Das Landesgericht hat als Rekursgericht durch die Richter Dr. Bauer als Vorsitzenden sowie Dr. Hemetsberger und Dr. Purkhart in der Rechtssache der klagenden Partei O***** Gesellschaft mbH, *****, vertreten durch Dr. Viktor Igali-Igalffy, Rechtsanwalt in 1030 Wien, gegen die Beklagte A***** H***** ***** wegen S 1.965,40 s.A., infolge Rekurses der klagenden Partei gegen den Beschluß des Bezirksgerichtes Hallein vom 18.2.1997, 4 C 158/97m-2, in nichtöffentlicher Sitzung beschlossen:

Spruch

Dem Rekurs wird n i c h t Folge gegeben.

Die klagende Partei hat ihre Rekurskosten selbst zu tragen.

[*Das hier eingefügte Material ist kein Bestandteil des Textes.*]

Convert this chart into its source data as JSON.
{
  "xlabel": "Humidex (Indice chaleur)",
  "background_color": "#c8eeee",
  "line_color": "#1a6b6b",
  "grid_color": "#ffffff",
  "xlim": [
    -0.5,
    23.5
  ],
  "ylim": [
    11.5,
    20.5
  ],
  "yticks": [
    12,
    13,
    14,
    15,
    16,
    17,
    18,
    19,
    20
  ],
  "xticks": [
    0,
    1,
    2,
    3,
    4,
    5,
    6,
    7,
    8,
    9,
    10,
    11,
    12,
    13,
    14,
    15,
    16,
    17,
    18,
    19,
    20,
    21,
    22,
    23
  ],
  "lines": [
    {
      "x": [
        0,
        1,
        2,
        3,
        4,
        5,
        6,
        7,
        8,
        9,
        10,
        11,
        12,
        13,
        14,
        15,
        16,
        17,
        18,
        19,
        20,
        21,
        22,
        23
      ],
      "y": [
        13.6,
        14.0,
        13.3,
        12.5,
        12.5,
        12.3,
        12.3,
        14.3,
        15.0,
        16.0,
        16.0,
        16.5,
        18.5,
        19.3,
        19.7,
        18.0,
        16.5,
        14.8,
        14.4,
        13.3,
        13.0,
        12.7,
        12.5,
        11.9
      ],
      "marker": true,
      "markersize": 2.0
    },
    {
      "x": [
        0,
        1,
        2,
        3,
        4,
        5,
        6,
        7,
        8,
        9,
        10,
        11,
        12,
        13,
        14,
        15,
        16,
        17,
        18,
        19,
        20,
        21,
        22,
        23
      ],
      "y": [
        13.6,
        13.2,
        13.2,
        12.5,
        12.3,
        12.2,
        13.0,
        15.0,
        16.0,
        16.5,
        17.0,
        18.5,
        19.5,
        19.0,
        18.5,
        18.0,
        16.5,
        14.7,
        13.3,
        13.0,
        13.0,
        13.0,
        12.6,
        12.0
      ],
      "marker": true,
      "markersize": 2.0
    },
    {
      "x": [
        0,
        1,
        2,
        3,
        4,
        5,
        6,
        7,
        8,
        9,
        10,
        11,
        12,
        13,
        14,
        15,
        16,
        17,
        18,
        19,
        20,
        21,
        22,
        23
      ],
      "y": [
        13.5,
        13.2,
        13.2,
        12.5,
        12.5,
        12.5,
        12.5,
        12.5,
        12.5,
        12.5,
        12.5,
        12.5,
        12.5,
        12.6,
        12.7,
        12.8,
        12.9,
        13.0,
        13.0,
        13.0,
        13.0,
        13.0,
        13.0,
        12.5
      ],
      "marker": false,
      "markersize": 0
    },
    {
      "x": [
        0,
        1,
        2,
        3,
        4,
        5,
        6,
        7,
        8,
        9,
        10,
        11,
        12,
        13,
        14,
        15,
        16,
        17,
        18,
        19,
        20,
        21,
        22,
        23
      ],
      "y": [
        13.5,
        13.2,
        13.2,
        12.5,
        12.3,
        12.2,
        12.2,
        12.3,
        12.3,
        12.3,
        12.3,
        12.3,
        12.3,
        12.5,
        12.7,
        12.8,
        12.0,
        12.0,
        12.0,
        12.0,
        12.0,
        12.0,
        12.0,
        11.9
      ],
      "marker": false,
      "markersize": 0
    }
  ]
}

Der Revisionsrekurs ist jedenfalls unzulässig.

B e g r ü n d u n g:

Text

Die klagende Partei hat gegen die beklagte Partei die Erlassung eines Zahlungsbefehles über den Kapitalsbetrag von S 1.965,40 s.A. beantragt und vorgebracht, daß in dem auf Zahlung des Kaufpreises gelieferter Waren gegründeten Klagsbetrag für die außergerichtliche Forderungseintreibung S 944,40 enthalten seien, zu deren Tragung sich die beklagte Partei vertraglich verpflichtet habe.

Das Erstgericht hat über den für die Warenlieferung selbst geltend gemachten Betrag von S 1.021,-- s.A. den Zahlungsbefehl laut Klage erlassen und bezüglich der Inkassospesen in Höhe von S 944,40 die Klage zurückgewiesen. Für Inkassospesen sei, selbst wenn diesbezüglich eine Vereinbarung bestehe, der Rechtsweg unzulässig (54 R 81/96 des LG Salzburg).

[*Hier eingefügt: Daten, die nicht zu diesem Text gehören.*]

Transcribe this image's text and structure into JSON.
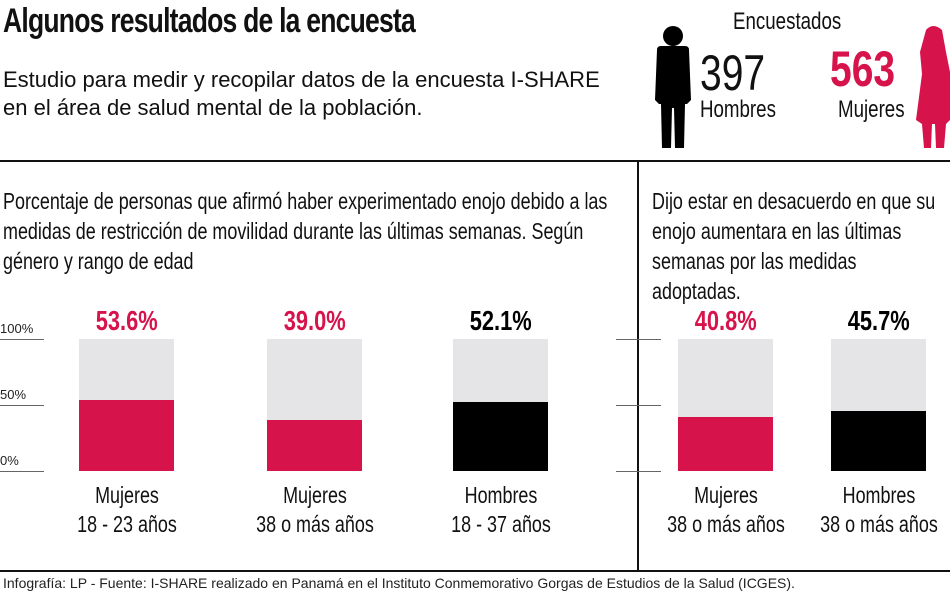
{
  "header": {
    "title": "Algunos resultados de la encuesta",
    "subtitle": "Estudio para medir y recopilar datos de la encuesta I-SHARE en el área de salud mental de la población."
  },
  "respondents": {
    "label": "Encuestados",
    "men": {
      "count": "397",
      "label": "Hombres",
      "icon": "man-silhouette-icon",
      "color": "#000000"
    },
    "women": {
      "count": "563",
      "label": "Mujeres",
      "icon": "woman-silhouette-icon",
      "color": "#d6134b"
    }
  },
  "colors": {
    "women": "#d6134b",
    "men": "#000000",
    "background_bar": "#e5e5e8"
  },
  "chart_data": [
    {
      "type": "bar",
      "title": "Porcentaje de personas que afirmó haber experimentado enojo debido a las medidas de restricción de movilidad durante las últimas semanas. Según género y rango de edad",
      "ylim": [
        0,
        100
      ],
      "yticks": [
        "100%",
        "50%",
        "0%"
      ],
      "categories": [
        {
          "line1": "Mujeres",
          "line2": "18 - 23 años"
        },
        {
          "line1": "Mujeres",
          "line2": "38 o más años"
        },
        {
          "line1": "Hombres",
          "line2": "18 - 37 años"
        }
      ],
      "values": [
        53.6,
        39.0,
        52.1
      ],
      "labels": [
        "53.6%",
        "39.0%",
        "52.1%"
      ],
      "colors": [
        "#d6134b",
        "#d6134b",
        "#000000"
      ]
    },
    {
      "type": "bar",
      "title": "Dijo estar en desacuerdo en que su enojo aumentara en las últimas semanas por las medidas adoptadas.",
      "ylim": [
        0,
        100
      ],
      "categories": [
        {
          "line1": "Mujeres",
          "line2": "38 o más años"
        },
        {
          "line1": "Hombres",
          "line2": "38 o más años"
        }
      ],
      "values": [
        40.8,
        45.7
      ],
      "labels": [
        "40.8%",
        "45.7%"
      ],
      "colors": [
        "#d6134b",
        "#000000"
      ]
    }
  ],
  "footer": "Infografía: LP - Fuente: I-SHARE realizado en Panamá en el Instituto Conmemorativo Gorgas de Estudios de la Salud (ICGES)."
}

Gegen diese Klagszurückweisung richtet sich der Rekurs der klagenden Partei mit dem Begehren, sie ersatzlos zu beheben und dem Erstgericht die Erlassung eines bedingten Zahlungsbefehles auch hinsichtlich der geltend gemachten Inkassokosten von S 944,-- s.A. aufzutragen.

Der Rekurs ist nicht berechtigt.

Rechtliche Beurteilung

Die Rekurswerberin gründet ihr Rechtsmittel darauf, da sie bereits in ihrer Klage vorgebracht habe, die Beklagte schulde die Inkassokosten aufgrund der vereinbarten Bestell- und Lieferbedingungen; sie seien daher keine vorprozessualen Kosten, sondern aufgrund der Vereinbarung ihrer öffentlich-rechtlichen Natur entkleidet und daher als Hauptforderung zu qualifizieren (JBl. 1954, 568). Die von der Judikatur für die eigenständige Geltendmachung von Nebenkosten geforderte Voraussetzung des Nichtbestehens einer Akzessorietät zwischen Haupt- und Nebenforderung sei nämlich ausschließlich auf jenen Fall anwendbar, daß über die Tragung der Nebenkosten keine Verinbarung bestehe. Hier beruhe der Anspruch auf Bezahlung der Nebenkosten jedoch auf dem Titel "Vertrag", welcher aufgrund der Vertragsfreiheit der Parteien ohne irgendwelche Einschränkungen für sich alleine als Anspruchsgrundlage ausreiche. Da die Zulässigkeit des Rechtsweges einzig und allein anhand des Klagebegehrens und der Klagsbehauptungen zu prüfen sei, und die klagende Partei einen privatrechtlichen Anspruch geltend gemacht habe, hätte daher das Klagebegehren nicht zurückgewiesen werden dürfen.

Damit gesteht der Rekurs jedenfalls zu, daß es sich bei dem Betrag von S 944,40 um Kosten von Eintreibungsmaßnahmen handelt, die vor Beginn des Rechtsstreites aufgelaufen sind. Es handelt somit um vorprozessuale Kosten, die der Einleitung bzw. Vorbereitung des Prozesses dienten. Auch diese Kosten sind Prozeßkosten im Sinne des § 41 ZPO, allerdings, wie sich aus dieser Gesetzesstelle ergibt, nur unter der Voraussetzung, daß es in der Folge überhaupt zur Prozeßführung kommt (Fasching, Kommentar II, 302). Auch schon die ältere Lehre hat alle sogenannten Gestehungs- und Produktionskosten des Rechtsschutzes immer zu den Prozeßkosten gezählt (Pollak, System, 54; Sperl, Lehrbuch, 721).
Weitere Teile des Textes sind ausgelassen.